Summary and Analysis Part 2: Chapter 18

 

Summary

In April 1946, Woody and his eighty-year-old great aunt Toyo walk through Ka-ke, a graveyard about fifteen miles outside Hiroshima, and view the memorial tombstone which represents the Wakatsuki family's honoring of Ko, whom they unofficially declared dead in 1913. Hesitant to approach his Old Country family, Woody eases the fear of rejection by bringing fifty pounds of sugar and soon connects securely with a loving family who accept his GI crewcut and his Americanness. During the night, he awakens to the tearful face of his aunt, sitting close enough to search out his Wakatsuki facial qualities. Woody is too moved to speak, yet longs to hear more of his family's history.

Analysis

This interlude, printed in italics, is a departure from the fragmentation wrought by the dissolution of Manzanar's homogeneity and restores a semblance of family, of wholeness to Woody. In a country where tombstones tilt crazily from the concussion of the atomic bomb, where upper-class homes preserve a threadbare respectability despite wartime privation, a GI Nisei, much like Alex Haley, author of Roots and Queen, pursues his ancestry. Woody, secure in a position of strength and authority over post-war provisions management, needs no handout. He is proud of his accomplishments, yet curiously needful of acceptance and esteem.
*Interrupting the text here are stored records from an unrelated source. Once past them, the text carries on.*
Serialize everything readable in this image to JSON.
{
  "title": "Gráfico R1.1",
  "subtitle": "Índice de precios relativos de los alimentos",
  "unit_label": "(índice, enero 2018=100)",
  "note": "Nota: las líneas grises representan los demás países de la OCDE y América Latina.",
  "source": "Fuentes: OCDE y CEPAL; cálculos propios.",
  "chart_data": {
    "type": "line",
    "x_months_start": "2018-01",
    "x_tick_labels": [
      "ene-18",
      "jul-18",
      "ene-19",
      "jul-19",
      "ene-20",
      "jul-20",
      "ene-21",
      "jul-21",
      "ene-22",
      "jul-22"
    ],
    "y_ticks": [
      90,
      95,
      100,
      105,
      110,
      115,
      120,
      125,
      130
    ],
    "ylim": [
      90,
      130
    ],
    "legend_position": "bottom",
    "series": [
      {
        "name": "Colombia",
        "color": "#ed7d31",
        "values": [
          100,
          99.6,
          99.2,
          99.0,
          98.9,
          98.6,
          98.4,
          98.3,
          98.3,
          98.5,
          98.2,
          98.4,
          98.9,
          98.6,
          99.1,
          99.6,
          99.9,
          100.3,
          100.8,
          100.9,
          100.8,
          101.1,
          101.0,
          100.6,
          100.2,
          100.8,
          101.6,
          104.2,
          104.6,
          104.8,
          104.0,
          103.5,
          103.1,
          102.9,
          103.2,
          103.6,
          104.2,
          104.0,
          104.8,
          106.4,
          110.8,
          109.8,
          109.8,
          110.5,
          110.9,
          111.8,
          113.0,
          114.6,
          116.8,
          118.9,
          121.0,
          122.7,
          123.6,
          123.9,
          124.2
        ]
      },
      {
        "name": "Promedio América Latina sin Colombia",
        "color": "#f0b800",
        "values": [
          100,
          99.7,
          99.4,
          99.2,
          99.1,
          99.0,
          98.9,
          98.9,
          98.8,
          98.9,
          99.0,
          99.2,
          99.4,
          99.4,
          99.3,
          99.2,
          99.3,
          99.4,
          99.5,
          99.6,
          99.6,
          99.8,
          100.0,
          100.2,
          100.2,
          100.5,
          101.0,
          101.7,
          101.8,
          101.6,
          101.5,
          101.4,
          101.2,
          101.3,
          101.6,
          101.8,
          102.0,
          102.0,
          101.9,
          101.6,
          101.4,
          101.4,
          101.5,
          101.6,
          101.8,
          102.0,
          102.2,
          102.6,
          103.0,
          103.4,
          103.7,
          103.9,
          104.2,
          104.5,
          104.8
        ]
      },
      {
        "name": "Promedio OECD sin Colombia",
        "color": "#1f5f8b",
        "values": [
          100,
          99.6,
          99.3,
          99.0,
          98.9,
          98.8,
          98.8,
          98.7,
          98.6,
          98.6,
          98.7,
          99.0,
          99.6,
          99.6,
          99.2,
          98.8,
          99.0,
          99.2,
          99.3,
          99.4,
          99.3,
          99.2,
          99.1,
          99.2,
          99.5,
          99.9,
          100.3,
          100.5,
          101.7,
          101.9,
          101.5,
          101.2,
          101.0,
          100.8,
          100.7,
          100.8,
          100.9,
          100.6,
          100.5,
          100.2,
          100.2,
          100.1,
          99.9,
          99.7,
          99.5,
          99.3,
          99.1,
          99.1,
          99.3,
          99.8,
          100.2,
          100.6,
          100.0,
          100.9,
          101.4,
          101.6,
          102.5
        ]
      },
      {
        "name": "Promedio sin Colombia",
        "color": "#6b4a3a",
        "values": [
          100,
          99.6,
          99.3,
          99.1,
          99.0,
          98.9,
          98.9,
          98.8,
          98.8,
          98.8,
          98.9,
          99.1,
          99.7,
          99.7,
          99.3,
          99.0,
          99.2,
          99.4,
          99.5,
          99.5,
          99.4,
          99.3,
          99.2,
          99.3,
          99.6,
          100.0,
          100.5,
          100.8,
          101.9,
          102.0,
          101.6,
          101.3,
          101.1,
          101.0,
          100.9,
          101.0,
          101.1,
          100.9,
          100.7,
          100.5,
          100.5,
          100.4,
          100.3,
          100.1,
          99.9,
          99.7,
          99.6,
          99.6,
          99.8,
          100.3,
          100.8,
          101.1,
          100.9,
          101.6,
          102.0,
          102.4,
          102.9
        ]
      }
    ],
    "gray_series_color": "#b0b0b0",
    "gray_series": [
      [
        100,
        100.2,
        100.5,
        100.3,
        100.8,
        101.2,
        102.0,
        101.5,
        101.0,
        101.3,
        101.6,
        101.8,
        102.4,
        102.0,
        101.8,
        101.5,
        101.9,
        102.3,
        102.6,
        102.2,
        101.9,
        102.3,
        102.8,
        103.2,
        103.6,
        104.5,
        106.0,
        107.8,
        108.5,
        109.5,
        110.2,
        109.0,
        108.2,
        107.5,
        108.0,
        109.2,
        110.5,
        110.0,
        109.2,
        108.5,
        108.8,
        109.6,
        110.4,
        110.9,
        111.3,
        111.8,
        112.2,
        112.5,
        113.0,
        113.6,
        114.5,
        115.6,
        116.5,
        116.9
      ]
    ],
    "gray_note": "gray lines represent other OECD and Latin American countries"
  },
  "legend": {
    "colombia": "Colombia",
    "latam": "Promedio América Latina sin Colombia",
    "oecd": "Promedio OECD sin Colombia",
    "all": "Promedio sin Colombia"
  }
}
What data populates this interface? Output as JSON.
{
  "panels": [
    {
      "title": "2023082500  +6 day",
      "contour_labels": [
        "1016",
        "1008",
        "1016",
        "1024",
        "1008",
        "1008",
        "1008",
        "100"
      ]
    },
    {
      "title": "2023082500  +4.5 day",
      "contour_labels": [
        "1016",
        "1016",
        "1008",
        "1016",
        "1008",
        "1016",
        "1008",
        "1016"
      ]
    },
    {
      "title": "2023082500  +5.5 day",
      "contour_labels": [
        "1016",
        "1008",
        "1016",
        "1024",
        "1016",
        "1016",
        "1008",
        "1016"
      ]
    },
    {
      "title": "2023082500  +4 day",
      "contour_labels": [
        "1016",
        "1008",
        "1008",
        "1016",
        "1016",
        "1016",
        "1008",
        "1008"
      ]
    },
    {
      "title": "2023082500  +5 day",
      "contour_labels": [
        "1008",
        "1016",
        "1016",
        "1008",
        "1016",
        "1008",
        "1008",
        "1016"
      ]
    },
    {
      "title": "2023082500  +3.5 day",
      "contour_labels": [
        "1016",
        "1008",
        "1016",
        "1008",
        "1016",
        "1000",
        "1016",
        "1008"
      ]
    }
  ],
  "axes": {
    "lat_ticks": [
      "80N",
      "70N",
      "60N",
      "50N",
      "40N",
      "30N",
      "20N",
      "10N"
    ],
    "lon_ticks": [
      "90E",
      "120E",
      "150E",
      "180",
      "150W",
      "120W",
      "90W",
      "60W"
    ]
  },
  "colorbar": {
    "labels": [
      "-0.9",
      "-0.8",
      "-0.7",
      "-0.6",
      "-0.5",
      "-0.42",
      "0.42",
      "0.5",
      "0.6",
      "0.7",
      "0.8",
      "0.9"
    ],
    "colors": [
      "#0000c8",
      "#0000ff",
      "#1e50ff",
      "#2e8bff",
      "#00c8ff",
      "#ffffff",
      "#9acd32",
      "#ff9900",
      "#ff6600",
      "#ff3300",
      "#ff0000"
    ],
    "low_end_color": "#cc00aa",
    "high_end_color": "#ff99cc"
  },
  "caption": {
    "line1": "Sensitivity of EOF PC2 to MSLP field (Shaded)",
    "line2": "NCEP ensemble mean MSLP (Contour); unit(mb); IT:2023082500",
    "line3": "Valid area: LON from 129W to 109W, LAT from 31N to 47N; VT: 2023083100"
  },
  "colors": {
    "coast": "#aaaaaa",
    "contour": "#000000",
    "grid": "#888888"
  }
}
The pleasant exchanges with Toyo, his father's favorite aunt, whether spoken or wordless, produce an apotheosis, a dawning awareness of who he is and where he comes from. More than internal knowledge, the coming together provides him with a treasured, second-hand glimpse of his feisty, cocky father who verbally did battle with him throughout internment and refused to let go the reins of family control to an Americanized generation, one that had never known their Japanese legacy. Symbolically, Woody achieves his awareness while lying cocooned in restful repose, like an infant awakening in the bosom of a welcoming family. Out of respect to Ko, Woody, emotionally closed off from his aunts by "the dark, quiet maze of screens and mats and corridors," keeps to himself his perceptions. Instead of words tonight, next day, he will climb Papa's favorite hill to "see what his eyes used to see."

This drastic shift in time, place, and point of view — a re-creation of the pilgrimage motif — provides a useful buffer, a separation from the complex worries of how to leave Manzanar, how to pick up the threads of family support, how to face once more a world dominated by the privilege and power of white skin. Woody, the only American relative among native Japanese Wakatsukis, experiences an acceptance which bodes well for the family at home in the U.S. The authors seem to be concluding that if Aunt Toyo can overlook the cataclysm of Hiroshima and weep with joy over the family's lost sheep, then Ko, Mama, Jeanne, Granny, and the others, far across the Pacific, can make similar adjustments to a new world order.